La lettre aux Romains est la plus importante du corpus paulinien : Paul y expose les idées fondamentales du mystère chrétien. Sans être un «traité de théologie », il s’agit d’un vrai discours théologique complet et systématique, qui reprend avec sérénité les thèmes de l’épître aux Galates, les argumente et les développe.

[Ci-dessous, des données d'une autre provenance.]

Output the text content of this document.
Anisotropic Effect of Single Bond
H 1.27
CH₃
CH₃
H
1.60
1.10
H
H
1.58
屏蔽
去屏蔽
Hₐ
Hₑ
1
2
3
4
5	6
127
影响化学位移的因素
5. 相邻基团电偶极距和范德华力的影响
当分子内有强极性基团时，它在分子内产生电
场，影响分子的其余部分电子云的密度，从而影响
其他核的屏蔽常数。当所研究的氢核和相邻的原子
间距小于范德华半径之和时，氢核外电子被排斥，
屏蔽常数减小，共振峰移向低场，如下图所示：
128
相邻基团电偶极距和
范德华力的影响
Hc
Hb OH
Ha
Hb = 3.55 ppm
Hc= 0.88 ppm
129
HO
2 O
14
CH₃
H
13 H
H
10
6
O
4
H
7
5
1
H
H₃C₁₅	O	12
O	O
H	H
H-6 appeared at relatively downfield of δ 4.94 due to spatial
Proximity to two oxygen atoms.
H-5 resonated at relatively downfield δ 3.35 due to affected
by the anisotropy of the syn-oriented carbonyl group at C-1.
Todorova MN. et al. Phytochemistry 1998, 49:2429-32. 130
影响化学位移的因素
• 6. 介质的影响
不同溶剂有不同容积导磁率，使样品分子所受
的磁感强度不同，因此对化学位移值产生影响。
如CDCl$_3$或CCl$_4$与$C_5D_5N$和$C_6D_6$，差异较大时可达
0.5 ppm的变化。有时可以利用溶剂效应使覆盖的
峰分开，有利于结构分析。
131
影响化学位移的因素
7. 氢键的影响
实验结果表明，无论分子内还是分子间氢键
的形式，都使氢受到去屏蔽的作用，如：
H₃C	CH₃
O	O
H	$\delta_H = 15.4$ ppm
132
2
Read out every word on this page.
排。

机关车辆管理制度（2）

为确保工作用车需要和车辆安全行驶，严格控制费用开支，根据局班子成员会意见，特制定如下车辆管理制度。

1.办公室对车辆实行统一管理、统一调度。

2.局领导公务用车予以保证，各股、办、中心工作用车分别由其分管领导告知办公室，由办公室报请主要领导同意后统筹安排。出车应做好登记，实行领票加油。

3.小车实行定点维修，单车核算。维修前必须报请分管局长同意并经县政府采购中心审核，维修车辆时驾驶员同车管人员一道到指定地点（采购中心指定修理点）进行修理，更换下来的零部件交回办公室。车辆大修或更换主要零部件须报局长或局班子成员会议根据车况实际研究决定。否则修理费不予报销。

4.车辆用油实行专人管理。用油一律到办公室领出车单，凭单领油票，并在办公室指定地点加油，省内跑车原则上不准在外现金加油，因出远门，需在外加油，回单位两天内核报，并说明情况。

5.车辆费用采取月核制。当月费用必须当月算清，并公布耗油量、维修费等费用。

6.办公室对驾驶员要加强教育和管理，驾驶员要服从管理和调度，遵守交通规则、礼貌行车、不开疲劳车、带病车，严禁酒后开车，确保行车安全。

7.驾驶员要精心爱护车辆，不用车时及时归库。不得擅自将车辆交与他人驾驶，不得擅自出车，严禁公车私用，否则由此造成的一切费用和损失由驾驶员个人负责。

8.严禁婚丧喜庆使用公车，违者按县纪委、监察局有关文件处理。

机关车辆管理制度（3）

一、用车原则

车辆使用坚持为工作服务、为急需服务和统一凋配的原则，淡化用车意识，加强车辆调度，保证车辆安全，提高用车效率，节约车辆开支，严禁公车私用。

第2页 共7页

La lettre était connue dès les premiers temps du christianisme : elle est utilisée par le pape Clément (93 ap JC), et, peut-être, était-elle déjà connue lorsque fut rédigée la première lettre de Pierre (cf. Rm 13,1-7 // 1P 2,13-17). Son authenticité n’a jamais été mise en doute. Paul l’envoya depuis Corinthe par la diaconesse Phœbé vers l’année 55-56, peu avant d’entreprendre son dernier voyage à Jérusalem.

Juifs et chrétiens à Rome

Au début du christianisme, Rome comptait un million d’habitants. La plupart étaient des plébéiens, des affranchis, des esclaves ; on y trouvait aussi beaucoup d’immigrés, de commerçants, d’anciens prisonniers de guerre. Des nombreux juifs y résidaient, surtout après la conquête de la Syrie et de la Palestine par Pompée (63 av. JC), peut-être entre 20 000 et 50 000 au temps de Paul ; ils appartenaient, en général à la classe pauvre.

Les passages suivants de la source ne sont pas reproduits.